Dies in Pd zu programmieren ist ziemlich einfach:

patches/4-1-2-2-lucier.pd

Wir können wieder sagen: Der ablaufende Algorithmus entspricht der Aufnahme und Wiedergabe. In dem Fall wird das Ergebnis eines Algorithmus' wieder in diesen Algorithmus integriert und immer so fort. Ein derart automatisch ablaufendes Verfahren nennt man Rekursion. Wir haben schon Rekursionen unter 3.4.2.9 und 3.4.2.10 gesehen.

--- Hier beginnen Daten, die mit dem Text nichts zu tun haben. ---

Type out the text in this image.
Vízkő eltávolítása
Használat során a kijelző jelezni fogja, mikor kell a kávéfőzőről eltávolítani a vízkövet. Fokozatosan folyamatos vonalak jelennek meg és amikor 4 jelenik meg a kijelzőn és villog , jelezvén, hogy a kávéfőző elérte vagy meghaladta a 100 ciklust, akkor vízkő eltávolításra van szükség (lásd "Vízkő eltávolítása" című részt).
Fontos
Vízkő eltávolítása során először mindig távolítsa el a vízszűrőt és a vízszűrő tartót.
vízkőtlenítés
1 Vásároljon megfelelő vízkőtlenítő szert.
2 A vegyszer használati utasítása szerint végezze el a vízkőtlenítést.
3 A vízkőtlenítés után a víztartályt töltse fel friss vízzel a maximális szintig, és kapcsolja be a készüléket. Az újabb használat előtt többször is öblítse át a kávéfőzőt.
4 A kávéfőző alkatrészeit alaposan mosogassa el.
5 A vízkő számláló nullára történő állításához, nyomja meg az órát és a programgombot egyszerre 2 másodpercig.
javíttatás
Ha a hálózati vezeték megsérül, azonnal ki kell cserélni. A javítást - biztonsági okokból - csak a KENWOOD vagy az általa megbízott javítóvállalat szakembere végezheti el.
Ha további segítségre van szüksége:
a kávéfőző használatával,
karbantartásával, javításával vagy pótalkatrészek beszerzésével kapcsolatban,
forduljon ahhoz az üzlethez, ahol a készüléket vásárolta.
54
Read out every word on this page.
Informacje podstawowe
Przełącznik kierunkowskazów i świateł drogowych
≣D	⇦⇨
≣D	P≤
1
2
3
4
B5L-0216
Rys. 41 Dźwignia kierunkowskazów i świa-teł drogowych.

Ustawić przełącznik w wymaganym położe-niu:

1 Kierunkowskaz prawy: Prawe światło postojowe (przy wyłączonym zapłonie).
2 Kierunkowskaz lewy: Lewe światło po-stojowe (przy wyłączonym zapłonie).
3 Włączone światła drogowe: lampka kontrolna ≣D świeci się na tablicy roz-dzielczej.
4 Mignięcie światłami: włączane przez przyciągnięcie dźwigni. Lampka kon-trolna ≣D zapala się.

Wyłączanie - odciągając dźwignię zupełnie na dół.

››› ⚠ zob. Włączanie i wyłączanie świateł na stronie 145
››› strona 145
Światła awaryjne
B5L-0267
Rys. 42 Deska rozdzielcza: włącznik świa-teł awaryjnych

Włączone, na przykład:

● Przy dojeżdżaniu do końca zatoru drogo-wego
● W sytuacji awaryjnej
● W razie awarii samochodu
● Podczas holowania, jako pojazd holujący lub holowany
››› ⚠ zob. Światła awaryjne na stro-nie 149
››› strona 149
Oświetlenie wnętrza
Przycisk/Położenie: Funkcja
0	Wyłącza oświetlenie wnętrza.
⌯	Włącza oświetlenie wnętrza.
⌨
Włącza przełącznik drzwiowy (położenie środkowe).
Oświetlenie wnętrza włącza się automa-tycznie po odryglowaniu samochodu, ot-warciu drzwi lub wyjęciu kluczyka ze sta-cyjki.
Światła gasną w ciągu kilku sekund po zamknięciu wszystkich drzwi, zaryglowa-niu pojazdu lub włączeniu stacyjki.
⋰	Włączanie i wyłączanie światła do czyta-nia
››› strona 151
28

Im nächsten Beispiel arbeiten wir auch mit Veränderung und Wieder-Aufnahme. Eine rekursive Ringmodulation:

Rekursionen können aber auch allein mit Zahlen interessant sein. Eines der bekanntesten Beispiele dafür, das in der Musik auch häufig vorkommt, ist die Fibonacci-Reihe. Der Algorithmus besteht darin, dass die beiden letzten Zahlen einer Liste addiert werden und das Ergebnis der Liste hinzugefügt wird.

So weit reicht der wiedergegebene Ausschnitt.